Sunday 7 March 2010

Why overpluck? Don't we need our eyebrows to form expressions?

MADDIE YORK
There is a serious issue that needs to be debated, chewed over, by society. It might be good if someone could arrange a slot on Question Time. Yes, Dimbleby’s input is definitely needed. Actually, let’s go the whole hog and throw this issue onto the agenda at PMQs. Politicos (and politicas) out there, I call for your help in bringing this issue to the jaded attention of Broken Britain.

It is, of course, the nationally important matter of women overplucking their eyebrows.

I’ve been bothered by this for many, many years, ever since girls at my school began sporting thinner and thinner eyebrows until, by sixth form, there was less actual brow than brow pencil to be seen. Occasionally this preoccupation of mine takes over completely and it’s all I can think about. I simply stop seeing the women behind the eyebrows – all I can focus on is their inexpressive curves of ex-hair idling ineffectually atop their brow bones.

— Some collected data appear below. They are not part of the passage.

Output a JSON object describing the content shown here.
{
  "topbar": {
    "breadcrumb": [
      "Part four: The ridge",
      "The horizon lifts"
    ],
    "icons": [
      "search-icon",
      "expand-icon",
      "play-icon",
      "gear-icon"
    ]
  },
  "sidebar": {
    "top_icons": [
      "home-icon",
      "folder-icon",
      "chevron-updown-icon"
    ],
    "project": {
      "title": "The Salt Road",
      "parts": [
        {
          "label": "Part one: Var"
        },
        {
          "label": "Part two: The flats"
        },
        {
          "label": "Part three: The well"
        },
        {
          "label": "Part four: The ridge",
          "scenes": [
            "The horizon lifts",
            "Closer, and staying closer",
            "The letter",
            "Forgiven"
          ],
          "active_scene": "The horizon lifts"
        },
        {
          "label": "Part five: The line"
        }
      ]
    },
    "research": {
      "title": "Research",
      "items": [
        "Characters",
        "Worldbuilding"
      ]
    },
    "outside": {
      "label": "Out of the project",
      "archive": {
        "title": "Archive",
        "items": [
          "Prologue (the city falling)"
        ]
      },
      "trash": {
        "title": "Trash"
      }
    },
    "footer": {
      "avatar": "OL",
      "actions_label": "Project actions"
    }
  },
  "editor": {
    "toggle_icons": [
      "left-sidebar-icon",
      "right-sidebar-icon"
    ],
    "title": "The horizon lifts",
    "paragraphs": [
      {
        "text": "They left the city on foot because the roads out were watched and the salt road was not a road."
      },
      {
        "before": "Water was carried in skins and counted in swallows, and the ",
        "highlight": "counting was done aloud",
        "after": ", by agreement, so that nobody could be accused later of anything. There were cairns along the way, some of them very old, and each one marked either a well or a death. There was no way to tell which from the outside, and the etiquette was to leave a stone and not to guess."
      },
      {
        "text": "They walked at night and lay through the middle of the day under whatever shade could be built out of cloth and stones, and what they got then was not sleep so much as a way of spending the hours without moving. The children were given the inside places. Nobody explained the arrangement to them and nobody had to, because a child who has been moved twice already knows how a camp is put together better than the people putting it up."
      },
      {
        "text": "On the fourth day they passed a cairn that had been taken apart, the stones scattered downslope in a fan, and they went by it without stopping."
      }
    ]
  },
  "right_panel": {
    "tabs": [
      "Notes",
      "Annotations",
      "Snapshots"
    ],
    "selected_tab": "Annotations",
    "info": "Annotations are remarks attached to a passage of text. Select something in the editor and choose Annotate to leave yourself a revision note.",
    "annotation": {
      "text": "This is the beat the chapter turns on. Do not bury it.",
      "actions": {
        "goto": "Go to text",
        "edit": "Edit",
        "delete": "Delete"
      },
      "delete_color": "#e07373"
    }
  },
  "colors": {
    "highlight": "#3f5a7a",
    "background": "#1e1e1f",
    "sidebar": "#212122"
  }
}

Why, why, why do women overpluck? I scream to myself, as I observe yet another woman who has tweezed, threaded or waxed her way through these most necessary of facial features, giving herself that unmistakeably porny look of blank, doll-like, hairless non-womanhood.

I guess at some point in recent generational transitions – from our hairier, less bothered grandmothers to our younger sisters and daughters who are attempting, poor sods, to grow up in a society that markets depilation as a way to ‘reveal the goddess in you’ – many women have become convinced that hair and sexiness are mutually exclusive.

But, these are our eyebrows, girls! They’re not a sex feature! They’re a lovely bit of facial hair that actually adds something to your face! Do you see how mad it is to think of them in the same category as other hair on your body that you routinely remove?

We all like a tidy pit, a smooth leg and a moustache kept under control. But, please, develop a sense of perspective about this. Eyebrows are facial hair, yes, but they’re a crucial component of any expression. And keeping full, normal-shaped eyebrows does not make you ungroomed and unfeminine. I can’t believe I actually have to argue that as a point!

I have many problems with Keira Knightley, believe me, but her eyebrows are not one of them. They are fabulous. Keira is the poster girl for women’s eyebrows. They’re tidied up a bit, sure, but she’s kept their natural shape – lovely, dark, full (like the one pictured, but that’s not her) – and she looks intelligent, characterful and beautiful. Anyone think Keira looks unfeminine? No, I didn’t think so.


The fact is: the fuller your brows, the classier and more intelligent you look. I hate to make it a class thing, but almost every time I notice a woman with overplucked brows, she’s of a distinctly chavvy persuasion. Usually with her hair dyed a colour way too garish for her complexion, probably prompting her to thin out her eyebrows which now look far too dark and prominent against her fake hair colour.

So, what’s it going to take to stop women savaging their eyebrows? They’re everywhere, these women who’ve plucked so mercilessly for so long that they’ve killed the follicles and ended up having to draw them on completely! If even the fame, attractiveness and success of full-browed Hollywood actresses can’t convince women to take a more moderate approach to plucking, then I struggle to offer anything that might do the trick.

Perhaps all it would take is for eyebrows to be talked about a bit more in the women’s mags – and the teen mags, catching girls before they buy their first pair of slanted tweezers or get taken along with their mums for that first thorough threading.